産業用ネットワークソリューション / OTセキュリティ / 製造業

サイバー脅威から製造現場を守るための、将来を見据えたネットワーク設計戦略 NEW
概要
2022年、製造業は世界中の主要産業の中で最も多くのサイバー攻撃を受けた業界となりました。その主な要因は、産業制御システム (ICS) とインターネットの間にあった “エアギャップ” が崩れ、OT (Operational Technology) とIT (Information Technology) の融合が進んだことにあります。この変化により、従来は隔離されていたOTシステムが新たなサイバー脅威にさらされるようになりました。とはいえ、現代の製造業が競争力を維持するためには、外部との接続を完全に断つことは現実的ではありません。
この記事では、(1) 大規模なリアルタイム監視のためのデバイス接続、(2) 異なるネットワークの統合による設備管理の最適化、2つのスマート製造アプリケーションにおけるサイバーセキュリティ課題と対策を紹介します。
参考サイト:世界産業におけるサイバー攻撃の分布
スマート製造を狙う新たな脅威
Industry 4.0の進展に伴い、OTとITの融合が加速する中で、産業分野におけるサイバー脅威も急増しています。OT/ITの連携により効率性や価値創出は向上しますが、その一方でOTインフラが外部の攻撃に対して無防備になる危険性も高まります。特に製造業は「止められない」現場が多く、ダウンタイムに極めて弱いため、攻撃者にとって魅力的な標的となっています。

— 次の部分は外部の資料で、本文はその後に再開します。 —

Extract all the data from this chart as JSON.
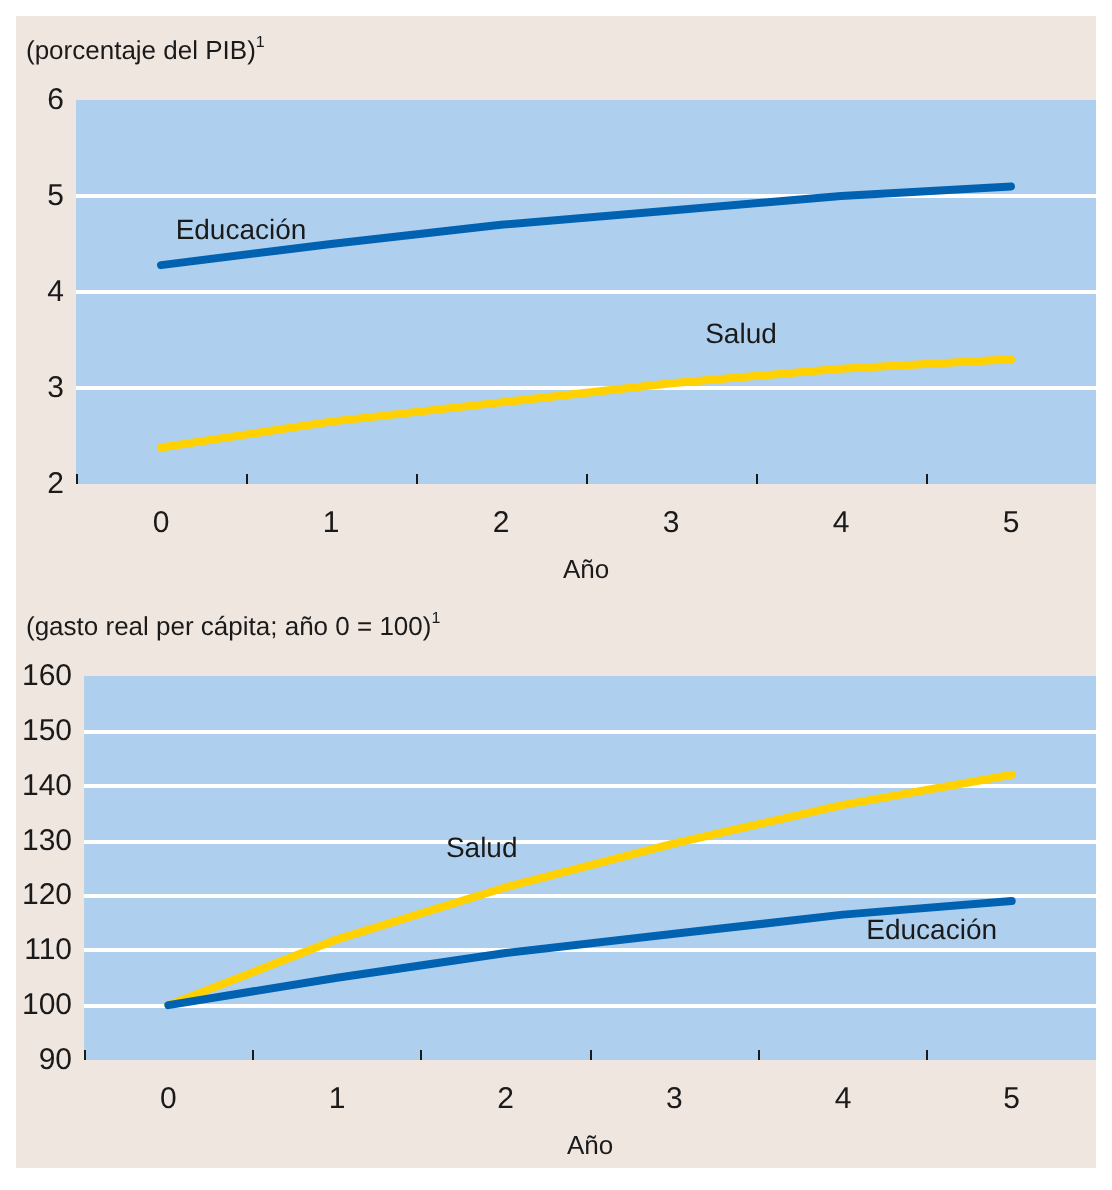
{
  "chart_data": [
    {
      "type": "line",
      "ylabel": "(porcentaje del PIB)$^{1}$",
      "xlabel": "Año",
      "categories": [
        "0",
        "1",
        "2",
        "3",
        "4",
        "5"
      ],
      "ylim": [
        2,
        6
      ],
      "yticks": [
        2,
        3,
        4,
        5,
        6
      ],
      "grid": "y",
      "legend": false,
      "marker": "none",
      "line_style": "solid",
      "series": [
        {
          "name": "Educación",
          "color": "#0062b1",
          "values": [
            4.28,
            4.5,
            4.7,
            4.85,
            5.0,
            5.1
          ]
        },
        {
          "name": "Salud",
          "color": "#ffd100",
          "values": [
            2.38,
            2.65,
            2.85,
            3.05,
            3.2,
            3.3
          ]
        }
      ]
    },
    {
      "type": "line",
      "ylabel": "(gasto real per cápita; año 0 = 100)$^{1}$",
      "xlabel": "Año",
      "categories": [
        "0",
        "1",
        "2",
        "3",
        "4",
        "5"
      ],
      "ylim": [
        90,
        160
      ],
      "yticks": [
        90,
        100,
        110,
        120,
        130,
        140,
        150,
        160
      ],
      "grid": "y",
      "legend": false,
      "marker": "none",
      "line_style": "solid",
      "series": [
        {
          "name": "Salud",
          "color": "#ffd100",
          "values": [
            100,
            112,
            121.5,
            129.5,
            136.5,
            142
          ]
        },
        {
          "name": "Educación",
          "color": "#0062b1",
          "values": [
            100,
            105,
            109.5,
            113,
            116.5,
            119
          ]
        }
      ]
    }
  ]
}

アプリケーション 1:リアルタイム施設監視と制御システム
大規模な産業ネットワークにおけるリアルタイム監視や制御を実現するアプリケーションは、サイバー脅威の影響を受けやすくなっています。こうした用途では、現場から制御センターへ大量のデータを収集・送信・分析するために、多数の接続機器を導入する必要があります。このような環境では、以下のようなサイバーセキュリティ上の懸念が生じます。
- 数百台にもおよぶPLC (プログラマブル・ロジック・コントローラ) やセンサーをエッジに接続し、データを収集する必要があります。しかし、これらの1台1台が新たなネットワークノードとなり、不正アクセスやマルウェア感染といったサイバー攻撃の標的になりかねません。
- さらなる問題として、これらのエッジデバイスが多数集約され、ネットワークのディストリビューション層へと拡張されていくにつれ、脆弱性が拡大していく懸念があります。もしネットワークが適切にセグメント化されていなければ、たった1台のノードが侵害されるだけで、全体のネットワークが危険にさらされる恐れがあります。
このようなアプリケーションには、多層防御 (Defense in Depth) の考え方が有効です。国際規格 (IEC 62443やNERC CIP) 準拠のセキュリティ機能付きデバイスの選定、セグメント分離と脅威拡散の防止、各ノードの状態を常時監視し、異常の早期発見と対応、といった対策により、堅牢なセキュリティ基盤を築くことができます。
アプリケーション 2:産業機械のネットワーク統合
製造設備を遠隔管理・集中監視するためにネットワークに接続するケースが増えていますが、従来のように閉じたネットワークで共通のIP体系を用いる設計では、インターネット接続時にIP競合や再設定の手間、さらにはセキュリティ上の問題が生じます。特に、予測可能なIPアドレス体系は攻撃対象になりやすく、接続によって新たな脅威が持ち込まれるリスクも高まります。
この課題に対しては:
- NAT (ネットワークアドレス変換) によるIPアドレスの隠蔽
- 不正IPを自動でブロックする脅威防止機能付きハードウェア
といったソリューションにより、安全かつスムーズな機器統合が可能になります。
OTネットワークの課題を乗り越え、スマートな未来へ
デジタル化が進む中で、OTとITの統合は避けられない流れです。その中で、サイバー脅威に対応するには、継続的なネットワーク監視と保護機構のアップデートが欠かせません。ただし、多くのOTエンジニアは最新のITに精通しているとは限らず、「セキュアかつスマートなネットワーク設計」を行うにはハードルが高い場面も少なくありません。
そのためには、OTの現場に適した多層防御型ネットワークアーキテクチャーと、将来を見据えた産業用ネットワークソリューションの導入が重要です。